Guitar tablature transcription (GTT) aims at automatically generating symbolic representations from real solo guitar performances. Due to its applications in education and musicology, GTT has gained traction in recent years. However, GTT robustness has been limited due to the small size of available datasets. Researchers have recently used synthetic data that simulates guitar performances using pre-recorded or computer-generated tones and can be automatically generated at large scales. The present study complements these efforts by demonstrating that GTT robustness can be improved by including synthetic training data created using recordings of real guitar tones played with different audio effects. We evaluate our approach on a new evaluation dataset with professional solo guitar performances that we composed and collected, featuring a wide array of tones, chords, and scales.
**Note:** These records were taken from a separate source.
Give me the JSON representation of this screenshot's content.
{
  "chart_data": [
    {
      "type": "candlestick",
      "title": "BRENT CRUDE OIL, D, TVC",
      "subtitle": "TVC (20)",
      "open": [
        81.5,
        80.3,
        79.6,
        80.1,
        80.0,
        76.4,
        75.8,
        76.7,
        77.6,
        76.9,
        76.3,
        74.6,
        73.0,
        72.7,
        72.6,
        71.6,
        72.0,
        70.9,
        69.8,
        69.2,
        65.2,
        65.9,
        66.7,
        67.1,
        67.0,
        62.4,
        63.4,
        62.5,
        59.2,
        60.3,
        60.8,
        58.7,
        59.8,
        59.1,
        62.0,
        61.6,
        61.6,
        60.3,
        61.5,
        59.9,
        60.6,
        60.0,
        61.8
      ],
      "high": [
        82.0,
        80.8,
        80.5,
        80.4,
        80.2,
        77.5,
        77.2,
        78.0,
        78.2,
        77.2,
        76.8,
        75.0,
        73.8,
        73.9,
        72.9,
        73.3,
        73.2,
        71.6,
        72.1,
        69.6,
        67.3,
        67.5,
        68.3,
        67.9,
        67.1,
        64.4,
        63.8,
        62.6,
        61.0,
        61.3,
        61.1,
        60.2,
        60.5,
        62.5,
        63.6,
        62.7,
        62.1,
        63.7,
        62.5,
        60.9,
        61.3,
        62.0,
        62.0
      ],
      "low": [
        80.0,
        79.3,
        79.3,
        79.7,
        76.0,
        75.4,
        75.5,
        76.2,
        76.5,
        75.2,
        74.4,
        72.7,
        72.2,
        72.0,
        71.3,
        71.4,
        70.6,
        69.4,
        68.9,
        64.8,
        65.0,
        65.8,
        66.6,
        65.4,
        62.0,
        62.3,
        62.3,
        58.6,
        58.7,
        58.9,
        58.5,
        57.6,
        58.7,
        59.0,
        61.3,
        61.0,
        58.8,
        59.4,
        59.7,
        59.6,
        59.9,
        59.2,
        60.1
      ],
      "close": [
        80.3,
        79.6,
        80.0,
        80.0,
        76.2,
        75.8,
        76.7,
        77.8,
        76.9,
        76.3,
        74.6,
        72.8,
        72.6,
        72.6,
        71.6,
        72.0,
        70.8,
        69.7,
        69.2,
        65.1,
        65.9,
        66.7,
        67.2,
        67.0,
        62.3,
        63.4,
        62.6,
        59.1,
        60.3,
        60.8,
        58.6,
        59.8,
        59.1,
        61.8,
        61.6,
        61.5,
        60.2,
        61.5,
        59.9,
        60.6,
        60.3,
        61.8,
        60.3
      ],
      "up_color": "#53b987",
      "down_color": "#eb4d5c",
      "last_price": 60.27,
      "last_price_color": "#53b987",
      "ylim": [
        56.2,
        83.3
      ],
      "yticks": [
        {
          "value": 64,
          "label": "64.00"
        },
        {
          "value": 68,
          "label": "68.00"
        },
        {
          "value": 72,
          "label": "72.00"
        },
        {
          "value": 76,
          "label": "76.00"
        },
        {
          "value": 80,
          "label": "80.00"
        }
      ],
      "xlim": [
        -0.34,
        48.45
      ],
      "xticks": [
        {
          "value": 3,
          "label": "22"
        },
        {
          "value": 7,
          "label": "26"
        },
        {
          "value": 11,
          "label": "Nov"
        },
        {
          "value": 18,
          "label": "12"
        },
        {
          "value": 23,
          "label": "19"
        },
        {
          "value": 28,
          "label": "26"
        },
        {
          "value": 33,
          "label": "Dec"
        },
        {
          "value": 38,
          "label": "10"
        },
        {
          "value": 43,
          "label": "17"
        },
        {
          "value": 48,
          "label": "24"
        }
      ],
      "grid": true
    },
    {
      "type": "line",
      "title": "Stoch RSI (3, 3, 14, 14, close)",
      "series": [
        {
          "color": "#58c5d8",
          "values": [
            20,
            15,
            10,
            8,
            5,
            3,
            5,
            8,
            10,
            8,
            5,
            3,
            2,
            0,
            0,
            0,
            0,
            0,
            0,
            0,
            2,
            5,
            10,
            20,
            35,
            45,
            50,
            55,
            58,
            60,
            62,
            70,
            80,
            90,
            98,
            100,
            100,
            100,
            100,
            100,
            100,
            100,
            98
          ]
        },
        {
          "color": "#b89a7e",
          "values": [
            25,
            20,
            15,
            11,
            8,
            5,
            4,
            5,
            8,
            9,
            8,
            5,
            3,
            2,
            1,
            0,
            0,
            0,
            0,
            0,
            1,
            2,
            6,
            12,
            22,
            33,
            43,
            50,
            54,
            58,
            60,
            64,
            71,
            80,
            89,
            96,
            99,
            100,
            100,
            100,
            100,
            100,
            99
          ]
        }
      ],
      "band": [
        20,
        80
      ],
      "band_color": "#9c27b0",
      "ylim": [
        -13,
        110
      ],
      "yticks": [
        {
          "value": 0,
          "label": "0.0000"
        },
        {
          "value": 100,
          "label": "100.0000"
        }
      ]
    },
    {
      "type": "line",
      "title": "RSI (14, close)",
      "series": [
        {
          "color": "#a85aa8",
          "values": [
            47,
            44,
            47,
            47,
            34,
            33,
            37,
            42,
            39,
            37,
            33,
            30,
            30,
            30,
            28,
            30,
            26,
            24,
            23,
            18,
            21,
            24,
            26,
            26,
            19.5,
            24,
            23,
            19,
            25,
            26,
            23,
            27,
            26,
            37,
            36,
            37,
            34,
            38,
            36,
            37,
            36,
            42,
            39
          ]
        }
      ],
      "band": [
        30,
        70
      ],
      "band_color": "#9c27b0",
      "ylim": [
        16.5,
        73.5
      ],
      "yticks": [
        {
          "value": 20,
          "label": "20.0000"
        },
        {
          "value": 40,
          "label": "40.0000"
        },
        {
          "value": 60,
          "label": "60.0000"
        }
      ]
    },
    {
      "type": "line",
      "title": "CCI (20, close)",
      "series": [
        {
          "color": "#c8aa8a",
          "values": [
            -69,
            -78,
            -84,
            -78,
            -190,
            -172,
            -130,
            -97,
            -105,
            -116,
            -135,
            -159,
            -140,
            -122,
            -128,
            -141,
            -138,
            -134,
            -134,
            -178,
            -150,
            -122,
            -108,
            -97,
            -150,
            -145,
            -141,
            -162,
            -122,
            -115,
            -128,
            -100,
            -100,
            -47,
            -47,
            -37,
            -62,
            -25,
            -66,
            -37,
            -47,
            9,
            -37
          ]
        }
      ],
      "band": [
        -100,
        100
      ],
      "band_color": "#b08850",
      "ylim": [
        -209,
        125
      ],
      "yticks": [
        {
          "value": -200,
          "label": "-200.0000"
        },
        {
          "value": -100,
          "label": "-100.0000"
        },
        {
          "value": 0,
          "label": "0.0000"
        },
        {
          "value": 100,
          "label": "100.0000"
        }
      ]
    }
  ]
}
Our synthetic guitar solo performances, melodies and chords consist of notes played with varied guitar tones and audio effects, maximizing tone diversity. We achieve this by randomly selecting tones from a vast bank of examples when generating an audio track. This strategy aligns with our hypothesis that such diversity will enhance the model’s robustness. It allows the model to concentrate on pitch content and guitar string+fret inference, while disregarding specific timbre qualities. Hear a comparison of GuitarSet to GuitarSetFx and GuitarProFX below and see the CQT spectrogram of their early seconds!
GuitarSet Track
GuitarSetFx track
GuitarProFx Track
EGSet12 is a new evaluation set with twelve original solo electric guitar performances (31.65 seconds avg. duration, totaling 379.8 seconds). These pieces were composed by a professional musician and guitar player for this project, showcasing the full tonal range of the electric guitar across diverse melodies and chord complexities. EGSet12 encompasses a broad spectrum of styles, including pop, funk, jazz and twelve-tone, reflecting varied tonalities, keys, rhythms, and modes. Hear some samples below!
Track 02
Track 06
Track 09
The following results show increased model robustness on multi-pitch and tablature prediction metrics via our proposed method.
Multi-pitch estimation | Tablature estimation | |||||||
---|---|---|---|---|---|---|---|---|
F1 | P | R | F1 | P | R | TDR | ||
TabCNN[1] | 0.638±0.060 | 0.819±0.080 | 0.530±0.067 | 0.447±0.071 | 0.565±0.089 | 0.375±0.067 | 0.695±0.075 | |
+ GuitarSetFX | 0.740±0.055 | 0.835±0.085 | 0.679±0.052 | 0.557±0.088 | 0.619±0.100 | 0.518±0.084 | 0.755±0.106 | |
+ GuitarProFX | 0.719±0.061 | 0.839±0.082 | 0.647±0.068 | 0.585±0.084 | 0.658±0.073 | 0.541±0.087 | 0.819±0.075 |
Table 1: TabCNN performance on EGSet12. Each cell is metric averaged across the twelve tracks (± denotes standard deviation). Top row: performance as trained by Wiggins & Kim. Bottom rows: performance when training data includes simulated tracks.
Figure 1: Each column is a two-second EGSet12 excerpt, comparing predictions made by models trained using GuitarSet, with and without GuitarProFX, against ground truth. Each circle is a tracked note on the guitar fretboard over time and vertical lines indicate musical beats.